Concerto for Violin, Piano & Orchestra (2010)

Nickitas Demos

I. low country matins - preview score

II. nocturne - preview score

III. the desert hours - preview score

Duration: 22'

This work was written for, and dedicated to, my friends Christos Galileas (violin), Brandt Fredriksen (piano) and Michael Palmer (conductor). In addition to composing the piece for these colleagues, the concerto was also written especially for a week-long event, the Odysseia Symposium, held on the campus of Georgia State University and sponsored by the Center for Hellenic Studies, the School of Music and made possible in part through the generous support of the Center for Collaborative International Arts (CENCIA). Because the composition was written for an event highlighting modern Greek performers, composers and poets, the music makes substantial use of Greek folk rhythms, especially in the first and third movements. The first movement employs a “syrto” rhythm evident upon the entrance of the violin. This rhythm is indigenous primarily in the southern area of the country. Variants of the rhythm are also found throughout Greek Islands. The third movement makes use of mixed meters generally found in the northern portion of the country. 

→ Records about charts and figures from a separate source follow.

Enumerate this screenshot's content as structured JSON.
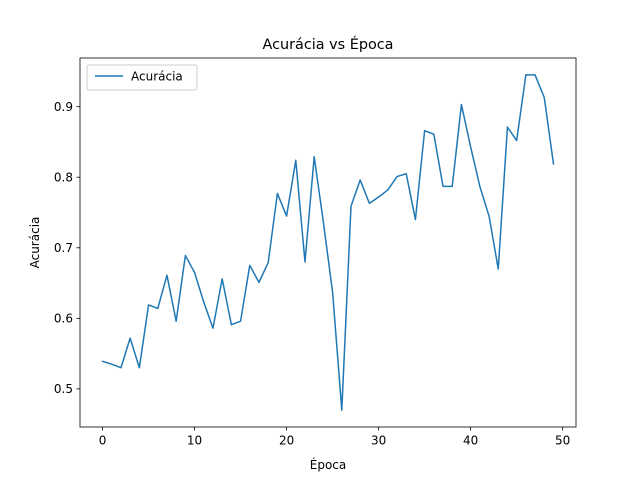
{
  "chart_data": {
    "type": "line",
    "title": "Acurácia vs Época",
    "xlabel": "Época",
    "ylabel": "Acurácia",
    "xlim": [
      -2.45,
      51.45
    ],
    "ylim": [
      0.446,
      0.969
    ],
    "xticks": [
      0,
      10,
      20,
      30,
      40,
      50
    ],
    "yticks": [
      0.5,
      0.6,
      0.7,
      0.8,
      0.9
    ],
    "xtick_labels": [
      "0",
      "10",
      "20",
      "30",
      "40",
      "50"
    ],
    "ytick_labels": [
      "0.5",
      "0.6",
      "0.7",
      "0.8",
      "0.9"
    ],
    "grid": false,
    "legend_position": "upper-left",
    "series": [
      {
        "name": "Acurácia",
        "color": "#1f77b4",
        "x": [
          0,
          1,
          2,
          3,
          4,
          5,
          6,
          7,
          8,
          9,
          10,
          11,
          12,
          13,
          14,
          15,
          16,
          17,
          18,
          19,
          20,
          21,
          22,
          23,
          24,
          25,
          26,
          27,
          28,
          29,
          30,
          31,
          32,
          33,
          34,
          35,
          36,
          37,
          38,
          39,
          40,
          41,
          42,
          43,
          44,
          45,
          46,
          47,
          48,
          49
        ],
        "values": [
          0.539,
          0.535,
          0.53,
          0.572,
          0.53,
          0.619,
          0.614,
          0.661,
          0.596,
          0.689,
          0.665,
          0.623,
          0.586,
          0.656,
          0.591,
          0.596,
          0.675,
          0.651,
          0.679,
          0.777,
          0.745,
          0.824,
          0.68,
          0.829,
          0.736,
          0.637,
          0.47,
          0.759,
          0.796,
          0.763,
          0.772,
          0.782,
          0.801,
          0.805,
          0.74,
          0.866,
          0.861,
          0.787,
          0.787,
          0.903,
          0.843,
          0.787,
          0.745,
          0.67,
          0.871,
          0.852,
          0.945,
          0.945,
          0.913,
          0.819
        ]
      }
    ]
  }
}
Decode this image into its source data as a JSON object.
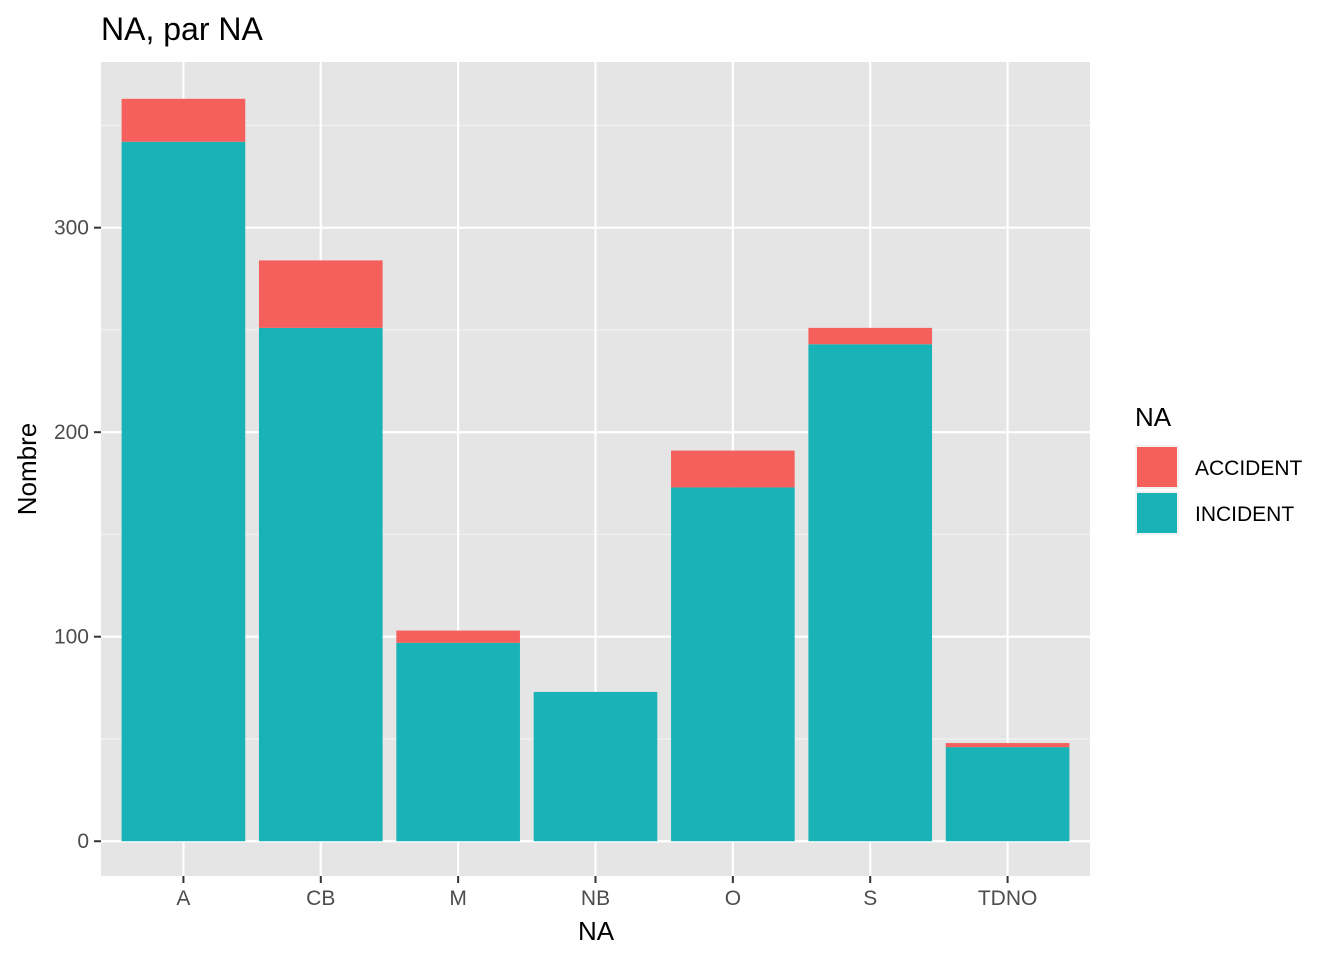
{
  "chart_data": {
    "type": "bar",
    "stacked": true,
    "title": "NA, par NA",
    "xlabel": "NA",
    "ylabel": "Nombre",
    "categories": [
      "A",
      "CB",
      "M",
      "NB",
      "O",
      "S",
      "TDNO"
    ],
    "series": [
      {
        "name": "INCIDENT",
        "color": "#19B2B6",
        "values": [
          342,
          251,
          97,
          73,
          173,
          243,
          46
        ]
      },
      {
        "name": "ACCIDENT",
        "color": "#F5605D",
        "values": [
          21,
          33,
          6,
          0,
          18,
          8,
          2
        ]
      }
    ],
    "y_ticks": [
      0,
      100,
      200,
      300
    ],
    "y_tick_labels": [
      "0",
      "100",
      "200",
      "300"
    ],
    "ylim": [
      -17,
      381
    ],
    "grid": true,
    "legend": {
      "title": "NA",
      "position": "right",
      "items": [
        "ACCIDENT",
        "INCIDENT"
      ]
    },
    "panel_color": "#E5E5E5"
  }
}
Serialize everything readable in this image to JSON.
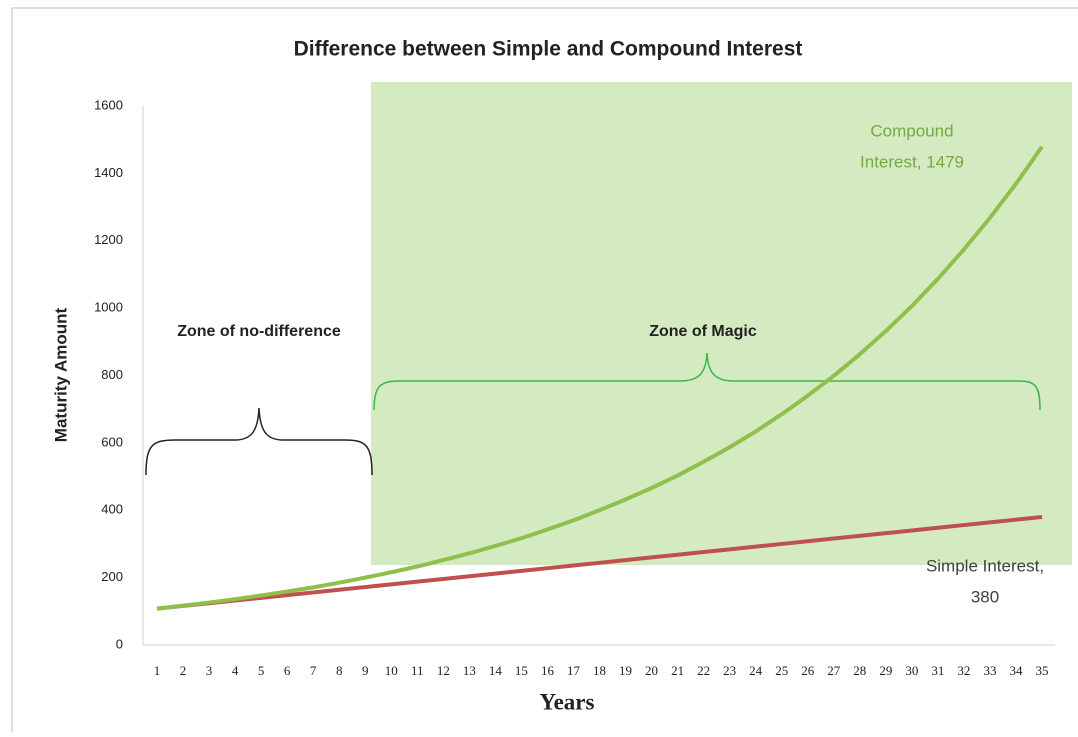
{
  "chart_data": {
    "type": "line",
    "title": "Difference between Simple and Compound Interest",
    "x_label": "Years",
    "y_label": "Maturity Amount",
    "categories": [
      "1",
      "2",
      "3",
      "4",
      "5",
      "6",
      "7",
      "8",
      "9",
      "10",
      "11",
      "12",
      "13",
      "14",
      "15",
      "16",
      "17",
      "18",
      "19",
      "20",
      "21",
      "22",
      "23",
      "24",
      "25",
      "26",
      "27",
      "28",
      "29",
      "30",
      "31",
      "32",
      "33",
      "34",
      "35"
    ],
    "series": [
      {
        "name": "Compound Interest",
        "color": "#8fc04c",
        "values": [
          108,
          117,
          126,
          136,
          147,
          159,
          171,
          185,
          200,
          216,
          233,
          252,
          272,
          294,
          317,
          343,
          370,
          400,
          432,
          466,
          503,
          544,
          587,
          634,
          685,
          740,
          799,
          863,
          932,
          1006,
          1087,
          1174,
          1268,
          1369,
          1479
        ]
      },
      {
        "name": "Simple Interest",
        "color": "#c0504d",
        "values": [
          108,
          116,
          124,
          132,
          140,
          148,
          156,
          164,
          172,
          180,
          188,
          196,
          204,
          212,
          220,
          228,
          236,
          244,
          252,
          260,
          268,
          276,
          284,
          292,
          300,
          308,
          316,
          324,
          332,
          340,
          348,
          356,
          364,
          372,
          380
        ]
      }
    ],
    "data_labels": [
      {
        "lines": [
          "Compound",
          "Interest, 1479"
        ],
        "color": "#76a845"
      },
      {
        "lines": [
          "Simple Interest,",
          "380"
        ],
        "color": "#404040"
      }
    ],
    "annotations": [
      {
        "text": "Zone of no-difference"
      },
      {
        "text": "Zone of Magic"
      }
    ],
    "ylim": [
      0,
      1600
    ],
    "yticks": [
      0,
      200,
      400,
      600,
      800,
      1000,
      1200,
      1400,
      1600
    ],
    "grid": false
  }
}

As a programmatic element, the concerto also concerns itself with the cycle of the day. The first movement, low country matins, was composed almost entirely on Kiawah Island, South Carolina located in the low country of the state, near Charleston. Much of the music was written in the early morning and has a fresh and buoyant character. The music seeks to convey a certain optimism for the day that is dawning. The second movement, nocturne, is conceived as a lullaby of sorts and is meant to depict evening and a rest to the toil of the day. The third movement carries the title the desert hours. For me, this title reflects the struggles of the day; the temptations, the triumphs and the failures we all endure hour by hour during the course of a day. We need not live a literal monastic life in the wilderness to experience the very real spiritual struggles found in the desert of our modern society. In depicting this struggle, the music itself moves back and forth between tension and exuberance as the performers make their way through this “desert.”